日本の女性は、好調な経済を背景に、欧米の高級ブランドをはじめ世界中のファッションを貪欲に消費し続けてきた。バブル経済華やかなりし1980年代に社会人として働き始めた女性たちが、高級ブランド品の洗礼を受けてから約25年。親となった彼女たちは、自分の子どもにもできるだけよい服を着せ、よい物を見せて育ててきた。こうして大きくなった今の若者が、ファッションに対する目が非常に肥えていたとしても、何ら不思議ではない。

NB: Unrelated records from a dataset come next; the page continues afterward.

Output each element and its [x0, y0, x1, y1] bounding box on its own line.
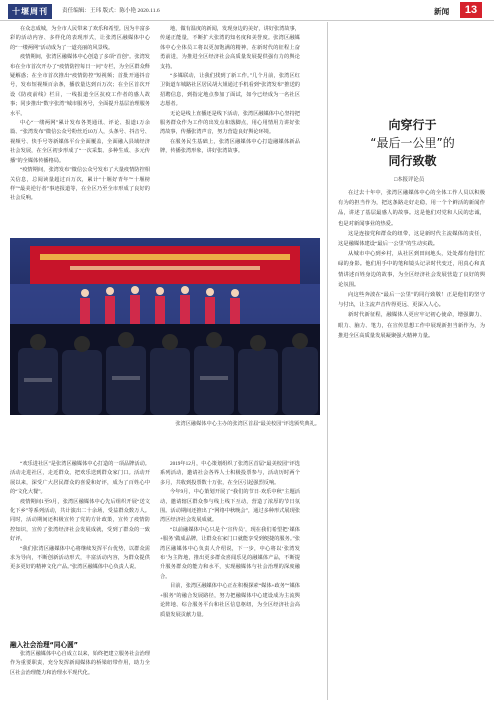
- article-column-1: [10, 25, 150, 237]
- article-column-5: [10, 650, 150, 703]
- commentary-headline: [340, 116, 485, 170]
- paragraph: “我们张湾区融媒体中心将继续发挥平台优势，以群众需求为导向，不断创新活动形式，丰富活动内容，为群众提供更多更好的精神文化产品。”张湾区融媒体中心负责人说。: [10, 545, 150, 571]
- article-column-2: [160, 25, 300, 237]
- paragraph: 从城市中心到乡村，从社区到田间地头，处处都有他们忙碌的身影。他们用手中的笔和镜头记录时代变迁，用真心和真情讲述百姓身边的故事，为全区经济社会发展营造了良好的舆论氛围。: [338, 251, 485, 288]
- headline-line-3: 同行致敬: [388, 154, 437, 168]
- paragraph: 疫情期间1至9月，张湾区融媒体中心先后组织开展“送文化下乡”等系列活动，共计演出二十余场，受益群众数万人。同时，活动期间还积极宣传了党的方针政策，宣传了疫情防控知识，宣传了张湾经济社会发展成就，受到了群众的一致好评。: [10, 498, 150, 543]
- paragraph: “欢乐进社区”是张湾区融媒体中心打造的一项品牌活动。活动走进社区，走近群众，把欢乐送到群众家门口。活动开展以来，深受广大居民群众的喜爱和好评，成为了百姓心中的“文化大餐”。: [10, 461, 150, 496]
- commentary-byline: □本报评论员: [394, 177, 425, 183]
- column-divider: [327, 22, 328, 700]
- paragraph: 今年9月，中心策划开展了“我们的节日·欢乐中秋”主题活动，邀请辖区群众参与线上线下互动，营造了浓厚的节日氛围。活动期间还推出了“网络中秋晚会”，通过多种形式展现张湾区经济社会发展成就。: [160, 489, 300, 524]
- page-number: 13: [460, 2, 482, 18]
- paragraph: “疫情期间，张湾发布”微信公众号发布了大量疫情防控相关信息，总阅读量超过百万次，累计“十堰好青年”“十堰榜样”“最美逆行者”事迹报道等，在全区乃至全市形成了良好的社会反响。: [10, 167, 150, 202]
- editor-credits: 责任编辑：王玮 版式：陈小艳 2020.11.6: [62, 8, 160, 14]
- ceremony-photo: [10, 238, 320, 415]
- paragraph: 这是连接党和群众的纽带，这是新时代主流媒体的责任，这是融媒体建设“最后一公里”的生动实践。: [338, 230, 485, 248]
- section-subheading: 融入社会治理“同心圆”: [10, 641, 79, 649]
- paragraph: 新时代新征程，融媒体人更应牢记初心使命，增强脚力、眼力、脑力、笔力，在宣传思想工作中展现新担当新作为，为推进全区高质量发展凝聚强大精神力量。: [338, 312, 485, 339]
- paragraph: 疫情期间，张湾区融媒体中心创造了多项“首创”。张湾发布在全市首次开办了“疫情防控每日一问”专栏，为全区群众释疑解惑；在全市首次推出“疫情防控”短视频；首批开通抖音号，发布短视频百余条，播放量达到百万次；在全区首次开设《防疫前线》栏目，一线报道全区抗疫工作者的感人故事；同步推出“数字张湾”城市服务号，全面提升基层治理服务水平。: [10, 54, 150, 117]
- paragraph: 张湾区融媒体中心自成立以来，始终把建立服务社会治理作为重要职责，充分发挥新闻媒体的桥梁纽带作用，助力全区社会治理能力和治理水平现代化。: [10, 651, 150, 676]
- commentary-body: [338, 188, 485, 700]
- paragraph: 2019年12月，中心策划组织了张湾区首届“最美校园”评选系列活动，邀请社会各界人士积极投票参与，活动历时两个多月，共收到投票数十万张，在全区引起强烈反响。: [160, 461, 300, 486]
- ceremony-photo-illustration: [10, 238, 320, 415]
- photo-caption: 张湾区融媒体中心主办的张湾区首届“最美校园”评选颁奖典礼。: [175, 421, 320, 427]
- article-column-4: [160, 460, 300, 700]
- paragraph: 地，做有温度的新闻，发现身边的美好，讲好张湾故事，传递正能量，不断扩大张湾的知名度和美誉度。张湾区融媒体中心全体员工将以更加饱满的精神，在新时代的征程上奋勇前进，为推进全区经济社会高质量发展提供强有力的舆论支持。: [160, 26, 300, 70]
- section-name: 新闻: [434, 7, 450, 16]
- paragraph: 在众志成城，为全市人民带来了欢乐和希望。因为丰富多彩的活动内容、多样化的表现形式，让张湾区融媒体中心的“一缕两网”活动成为了一道亮丽的风景线。: [10, 26, 150, 51]
- paragraph: “以前融媒体中心只是个‘宣传员’，现在我们希望把‘媒体+服务’做成品牌，让群众在家门口就能享受到便捷的服务。”张湾区融媒体中心负责人介绍说，下一步，中心将以‘张湾发布’为主阵地，推出更多群众喜闻乐见的融媒体产品，不断提升服务群众的能力和水平，实现融媒体与社会治理的深度融合。: [160, 526, 300, 580]
- paragraph: 无论是线上直播还是线下活动，张湾区融媒体中心坚持把服务群众作为工作的出发点和落脚点，用心用情用力讲好张湾故事，传播张湾声音，努力营造良好舆论环境。: [160, 110, 300, 136]
- newspaper-brand: 十堰周刊: [8, 4, 52, 19]
- paragraph: 中心“一缕两网”累计发布各类通讯、评论、报道1万余篇、“张湾发布”微信公众号粉丝近10万人，头条号、抖音号、视频号、快手号等新媒体平台全面覆盖，全面融入县域经济社会发展，在全区初步形成了“一次采集、多种生成、多元传播”的全媒体传播格局。: [10, 120, 150, 164]
- paragraph: 在过去十年中，张湾区融媒体中心的全体工作人员以积极有为的担当作为，把这条路走好走稳，用一个个鲜活的新闻作品，讲述了基层最感人的故事。这是他们对党和人民的忠诚，也是对新闻事业的热爱。: [338, 190, 485, 227]
- paragraph: 在服务民生基础上，张湾区融媒体中心打造融媒体新品牌，传播张湾形象，讲好张湾故事。: [160, 138, 300, 155]
- paragraph: “多媒联动，让我们找到了新工作。”几个月前，张湾区红卫街道车城路社区居民胡大姐通过手机看到“张湾发布”推送的招聘信息，到指定地点参加了面试，如今已经成为一名社区志愿者。: [160, 73, 300, 108]
- paragraph: 目前，张湾区融媒体中心正在积极探索“媒体+政务”“媒体+服务”的融合发展路径，努力把融媒体中心建设成为主流舆论阵地、综合服务平台和社区信息枢纽，为全区经济社会高质量发展贡献力量。: [160, 583, 300, 618]
- headline-line-2: “最后一公里”的: [370, 136, 455, 150]
- paragraph: 向这些奔波在“最后一公里”的同行致敬！正是他们的坚守与付出，让主流声音传得更远、更深入人心。: [338, 292, 485, 309]
- article-column-3: [10, 460, 150, 643]
- headline-line-1: 向穿行于: [388, 118, 437, 132]
- page-header: [0, 0, 494, 21]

目の肥えたファッション愛好者は、一目見ただけではわからない細部にこだわりを持つ。なるほど、「アプワイザー・リッシェ」のアイテムは、どれもシンプルすぎず、どこかにはっとするような細工がある。スカートのタックの取り方がやや多かったり、袖口がちょっとふくらんでいたり、スカートの裾にレース加工がしてあったり。そんな細部を見て新鮮な驚きを感じた時、女の子はきっと声をあげてしまうのだ。「かわいい!」と。
「『かわいい』っていうのは、言葉であって言葉じゃない。女の子たちの心の奥底から発せられるエクスクラメーションマーク(!)なんです」
と大西さん。
「かわいい!」の声とともに進化を続ける、日本の女の子のファッション。その先には、どんな未来が待っているのだろう。